In appearance, Mike was slightly built and sharply dressed, whilst Bernie was larger and displayed his slightly protruding front teeth to produce a mildly gormless and 'goofy' look.

The brothers were rewarded with their own show that ran from 1965 to 1973. On Mothering Sunday, 24 March 1974, they again appeared on Sunday Night at the London Palladium. The following year they appeared as guest stars on The Peters and Lee Story on ATV on 27 December 1975. The BBC TV series The Story of Light Entertainment reported that Bernie had had a long-running affair with a dancer 20 years his junior, Dinah May, and that caused friction between the brothers. They finally broke up in 1978.

==Solo careers==
Mike moved to Florida because his wife, Cassie Winters, suffered from arthritis and Bernie went solo in the UK, signing a contract with Thames Television. Bernie's biggest success was his eponymous series where his comedy "partner" was a St Bernard dog named Schnorbitz. Bernie Winters owned and trained Schnorbitz, and the dog played a major part in his later career.

In 1987, Bernie hosted a quiz show on HTV called Scribble. He also presented a UK version of Make Me Laugh, a Tyne Tees Television production for ITV. The show launched the comedy career of Brian Conley. He was also one of the hosts of the long running ITV show Whose Baby?, taking over from Leslie Crowther in the mid-1980s.

In the mid-1980s, the brothers finally made peace with each other, but they never worked together again. Bernie Winters died on 4 May 1991, aged 60, from stomach cancer.
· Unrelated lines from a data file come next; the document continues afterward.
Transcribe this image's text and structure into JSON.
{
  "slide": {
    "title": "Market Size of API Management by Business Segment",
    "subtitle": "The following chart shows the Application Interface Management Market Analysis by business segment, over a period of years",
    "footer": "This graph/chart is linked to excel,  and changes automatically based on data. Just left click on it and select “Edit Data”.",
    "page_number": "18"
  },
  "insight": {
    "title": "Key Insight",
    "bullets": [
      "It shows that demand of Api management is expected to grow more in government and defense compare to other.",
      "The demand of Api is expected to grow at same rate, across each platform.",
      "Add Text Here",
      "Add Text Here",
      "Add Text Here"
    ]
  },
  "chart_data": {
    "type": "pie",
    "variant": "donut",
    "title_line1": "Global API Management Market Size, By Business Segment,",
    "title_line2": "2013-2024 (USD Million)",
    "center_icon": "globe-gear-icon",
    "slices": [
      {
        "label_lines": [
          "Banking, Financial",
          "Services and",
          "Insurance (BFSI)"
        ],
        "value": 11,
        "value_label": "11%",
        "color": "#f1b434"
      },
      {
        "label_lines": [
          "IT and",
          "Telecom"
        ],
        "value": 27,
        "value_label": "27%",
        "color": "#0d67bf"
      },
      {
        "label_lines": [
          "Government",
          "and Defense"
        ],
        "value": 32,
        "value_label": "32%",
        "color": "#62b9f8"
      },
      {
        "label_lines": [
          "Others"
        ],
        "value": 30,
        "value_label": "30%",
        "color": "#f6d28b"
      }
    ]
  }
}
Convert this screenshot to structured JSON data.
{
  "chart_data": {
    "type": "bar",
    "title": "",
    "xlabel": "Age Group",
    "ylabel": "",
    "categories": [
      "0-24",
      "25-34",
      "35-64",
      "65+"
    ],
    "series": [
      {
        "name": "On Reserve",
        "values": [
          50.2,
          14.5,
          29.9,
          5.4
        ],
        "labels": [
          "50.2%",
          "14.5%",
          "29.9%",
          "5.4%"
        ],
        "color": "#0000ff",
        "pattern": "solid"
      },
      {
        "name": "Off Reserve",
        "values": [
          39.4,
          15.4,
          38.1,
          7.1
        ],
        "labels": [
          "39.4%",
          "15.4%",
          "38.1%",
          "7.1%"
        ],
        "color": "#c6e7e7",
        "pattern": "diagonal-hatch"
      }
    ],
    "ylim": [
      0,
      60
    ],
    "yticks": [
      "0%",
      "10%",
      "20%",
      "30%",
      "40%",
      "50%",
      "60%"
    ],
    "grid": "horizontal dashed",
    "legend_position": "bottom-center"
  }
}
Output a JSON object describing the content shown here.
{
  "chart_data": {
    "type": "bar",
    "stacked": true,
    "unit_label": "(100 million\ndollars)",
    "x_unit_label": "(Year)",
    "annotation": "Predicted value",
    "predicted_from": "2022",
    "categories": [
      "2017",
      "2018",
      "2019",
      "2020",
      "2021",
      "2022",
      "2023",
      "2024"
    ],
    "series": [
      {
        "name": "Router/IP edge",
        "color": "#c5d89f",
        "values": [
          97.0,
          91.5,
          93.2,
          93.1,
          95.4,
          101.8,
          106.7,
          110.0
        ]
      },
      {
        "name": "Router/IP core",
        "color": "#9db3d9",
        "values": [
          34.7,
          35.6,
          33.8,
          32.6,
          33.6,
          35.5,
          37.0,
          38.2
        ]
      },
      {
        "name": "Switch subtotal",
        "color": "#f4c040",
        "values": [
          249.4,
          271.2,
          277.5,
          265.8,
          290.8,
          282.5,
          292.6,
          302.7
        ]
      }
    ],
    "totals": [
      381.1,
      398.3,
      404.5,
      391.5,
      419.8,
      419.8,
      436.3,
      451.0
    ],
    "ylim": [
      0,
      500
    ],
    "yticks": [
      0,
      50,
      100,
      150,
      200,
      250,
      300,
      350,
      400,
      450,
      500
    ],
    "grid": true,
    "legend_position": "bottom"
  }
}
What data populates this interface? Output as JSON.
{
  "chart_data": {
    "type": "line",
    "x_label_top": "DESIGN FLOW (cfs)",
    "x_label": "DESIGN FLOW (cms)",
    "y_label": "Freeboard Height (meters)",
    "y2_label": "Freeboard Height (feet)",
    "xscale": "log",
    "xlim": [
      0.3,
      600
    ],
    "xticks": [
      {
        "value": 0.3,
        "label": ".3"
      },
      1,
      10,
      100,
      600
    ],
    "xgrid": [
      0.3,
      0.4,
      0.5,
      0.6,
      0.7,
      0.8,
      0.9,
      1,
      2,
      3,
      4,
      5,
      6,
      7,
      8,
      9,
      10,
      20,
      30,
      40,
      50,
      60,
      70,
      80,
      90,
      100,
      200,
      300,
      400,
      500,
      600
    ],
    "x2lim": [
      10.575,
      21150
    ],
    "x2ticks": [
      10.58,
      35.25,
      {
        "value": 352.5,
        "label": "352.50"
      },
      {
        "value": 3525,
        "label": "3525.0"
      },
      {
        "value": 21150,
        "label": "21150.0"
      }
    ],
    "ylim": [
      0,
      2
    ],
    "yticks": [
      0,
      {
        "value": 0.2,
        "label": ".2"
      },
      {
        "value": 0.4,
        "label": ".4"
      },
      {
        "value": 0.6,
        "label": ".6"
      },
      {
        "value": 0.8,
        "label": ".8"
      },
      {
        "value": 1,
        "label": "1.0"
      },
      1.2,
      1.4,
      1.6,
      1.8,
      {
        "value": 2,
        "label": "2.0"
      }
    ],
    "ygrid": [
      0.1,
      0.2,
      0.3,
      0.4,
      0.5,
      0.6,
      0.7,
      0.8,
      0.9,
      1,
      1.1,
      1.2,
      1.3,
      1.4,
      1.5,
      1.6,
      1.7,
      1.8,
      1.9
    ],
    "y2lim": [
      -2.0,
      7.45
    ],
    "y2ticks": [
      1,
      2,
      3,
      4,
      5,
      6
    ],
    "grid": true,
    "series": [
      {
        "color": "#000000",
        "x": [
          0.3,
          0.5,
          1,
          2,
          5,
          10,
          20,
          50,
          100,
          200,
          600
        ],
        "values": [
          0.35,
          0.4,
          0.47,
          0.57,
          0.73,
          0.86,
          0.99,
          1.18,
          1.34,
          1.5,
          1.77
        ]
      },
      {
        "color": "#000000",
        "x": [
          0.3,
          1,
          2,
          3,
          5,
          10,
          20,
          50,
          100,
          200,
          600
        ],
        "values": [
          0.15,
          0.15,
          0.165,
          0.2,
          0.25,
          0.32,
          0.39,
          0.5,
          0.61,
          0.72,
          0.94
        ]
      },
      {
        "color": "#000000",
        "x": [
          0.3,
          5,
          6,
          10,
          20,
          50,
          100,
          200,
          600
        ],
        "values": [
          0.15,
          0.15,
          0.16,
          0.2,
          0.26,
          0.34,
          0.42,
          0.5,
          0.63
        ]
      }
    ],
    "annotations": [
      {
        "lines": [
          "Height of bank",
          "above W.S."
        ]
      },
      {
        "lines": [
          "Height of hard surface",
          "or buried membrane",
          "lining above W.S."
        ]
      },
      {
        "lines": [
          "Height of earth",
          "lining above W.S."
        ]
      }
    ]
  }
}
Mike opened the first theatre club in Miami and worked with boxing manager Angelo Dundee, presenting black-tie boxing events. Mike was also active in charity work, with visits to Miami from Muhammad Ali, Prince Michael of Kent and Prince Edward and was awarded the city of Miami keys by the mayor. With Jude Parry, Mike also co-produced, directed, performed in and wrote the first British professional pantomime to appear in Florida, continuing to do so for five years. Davy Jones of the Monkees appeared. He published five books: a biography of Angelo Dundee, and The Axis of Greatness about the relationship between Angelo and his boxers Sugar Ray Leonard and Ali. He also wrote two novels, Miami One Way and Razor Sharp. His final book was a light-hearted memoir, The Sunny Side of Winters. He finally moved to Fairford, Gloucestershire, with his wife of 57 years. He died from pancreatic cancer on 24 August 2013, aged 86.